Dealing With a Large Tax Bill


After De’Lante A. Rawls, 34, left his job as an insurance agent in 2002 to open his own  agency, he was hit with a $7,000 tax bill because he hadn’t withheld taxes on his self-employment earnings. When he couldn’t pay the entire bill immediately, he consulted with a certified public accountant who advised him to file his return on time and arrange an installment plan with the Internal Revenue Service.

“They put me on a five-year plan to pay it off,”says Rawls, now founder and managing principal of National Insurance Consulting Group in Washington, D.C. The monthly payments of $150 covered the balance plus interest and late penalties. But Rawls, determined to accelerate the payments, applied every extra cent he could and paid off the balance in 18 months.

As Rawls discovered, an unexpectedly large tax bill can pose a daunting challenge, but it doesn’t have to be financially devastating. “Most taxpayers are afraid of the IRS,” says Anthony G. King, a partner with Baltimore-based CPA firm King, King & Associates PA and a board member of the National Association of Black Accountants. “But the IRS is flexible.” This year in particular, the IRS has announced that it will assist taxpayers in light of the ailing economy (www.irs.gov/pub/irs-news/ir-09-002.pdf), so if you find yourself with a tax bill you can’t pay, consider the following:

Be up front. “Come clean, because the IRS is going to get its money eventually,” says Patrick Fleenor, chief economist at the Tax Foundation, a nonpartisan tax research group based in Washington, D.C. Unlike other types of creditors such as mortgage lenders, the IRS can garnish your wages, Fleenor points out.

File on time. Even if you don’t have the money to pay, file your taxes on time, says Cindy Hockenberry, tax research coordinator at the National Association of Tax Professionals, an industry trade group based in Appleton, Wisconsin. “There’s a failure-to-file penalty and a failure-to-pay penalty,” she says. The combined penalty is 5% (4.5% for filing late, and 0.5% for paying late) of the amount owed for each month or part of the month that the return is late, up to 25%.

Ask for an installment agreement. An installment agreement lets you pay off the debt over a period of time. If you owe less than $25,000, the process of setting up an installment agreement involves paying a fee of up to $105 and filing IRS Form 9465. “That form basically says, ‘I owe you $5,000 on my tax return, I’m sending you $500 right now, and then on a certain day of the month I will send you another $300 a month until it’s paid,’” says King. For debts of $25,000 or more, you can still request an installment agreement, but you may need to submit information about your finances so the IRS can assess your situation. In addition to late penalties, you’ll pay interest–the federal short-term rate plus 3% (at press time, 5%), a rate that can change every three months.

Seek an Offer in Compromise. If your tax bill exceeds what you can afford to pay in the near future, the IRS may agree to an OIC, which basically means the IRS will accept less than the due amount.
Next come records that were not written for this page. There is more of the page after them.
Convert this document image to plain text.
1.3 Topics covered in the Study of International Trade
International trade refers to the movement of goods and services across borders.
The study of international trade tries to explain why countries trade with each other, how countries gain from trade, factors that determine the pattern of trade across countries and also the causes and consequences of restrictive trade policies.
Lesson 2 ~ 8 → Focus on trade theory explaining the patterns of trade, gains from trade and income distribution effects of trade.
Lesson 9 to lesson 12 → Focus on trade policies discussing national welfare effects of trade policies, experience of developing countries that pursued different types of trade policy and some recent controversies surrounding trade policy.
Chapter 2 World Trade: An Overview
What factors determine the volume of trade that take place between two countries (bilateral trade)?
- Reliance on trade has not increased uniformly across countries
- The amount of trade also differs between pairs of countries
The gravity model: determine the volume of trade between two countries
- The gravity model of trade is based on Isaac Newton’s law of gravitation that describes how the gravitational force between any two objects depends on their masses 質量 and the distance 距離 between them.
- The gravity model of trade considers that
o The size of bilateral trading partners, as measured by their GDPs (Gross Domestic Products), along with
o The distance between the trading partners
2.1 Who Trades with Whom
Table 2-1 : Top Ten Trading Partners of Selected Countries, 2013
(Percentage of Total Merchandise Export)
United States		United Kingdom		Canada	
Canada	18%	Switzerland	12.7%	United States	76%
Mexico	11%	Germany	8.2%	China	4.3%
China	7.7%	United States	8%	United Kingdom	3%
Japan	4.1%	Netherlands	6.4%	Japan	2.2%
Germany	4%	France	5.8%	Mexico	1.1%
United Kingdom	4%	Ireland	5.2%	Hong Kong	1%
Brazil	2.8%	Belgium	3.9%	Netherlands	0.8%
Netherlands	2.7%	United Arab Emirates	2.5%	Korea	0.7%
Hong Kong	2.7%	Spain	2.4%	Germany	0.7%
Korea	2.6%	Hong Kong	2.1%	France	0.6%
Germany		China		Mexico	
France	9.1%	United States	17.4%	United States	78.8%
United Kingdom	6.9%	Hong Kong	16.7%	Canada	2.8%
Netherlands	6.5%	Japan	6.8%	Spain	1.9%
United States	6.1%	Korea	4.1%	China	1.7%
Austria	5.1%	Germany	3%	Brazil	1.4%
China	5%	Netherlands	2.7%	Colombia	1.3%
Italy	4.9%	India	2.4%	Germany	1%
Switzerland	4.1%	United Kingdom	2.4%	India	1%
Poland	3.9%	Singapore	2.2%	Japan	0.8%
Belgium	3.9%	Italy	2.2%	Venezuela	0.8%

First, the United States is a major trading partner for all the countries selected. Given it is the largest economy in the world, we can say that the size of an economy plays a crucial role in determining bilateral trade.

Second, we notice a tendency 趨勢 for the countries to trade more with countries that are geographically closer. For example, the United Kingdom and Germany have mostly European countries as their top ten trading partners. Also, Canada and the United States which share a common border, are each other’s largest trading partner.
However, a taxpayer cannot have assets, such as equity or retirement accounts; nor any way of amassing enough income to cover the bill. Also, be aware that an OIC can cost thousands in CPA fees since negotiating one can take more than a year. You must also submit documents detailing your financial picture, King says.

Whatever agreement you make with the IRS, make sure you keep it or the deal will be null and void. If that happens, the IRS can demand the money immediately.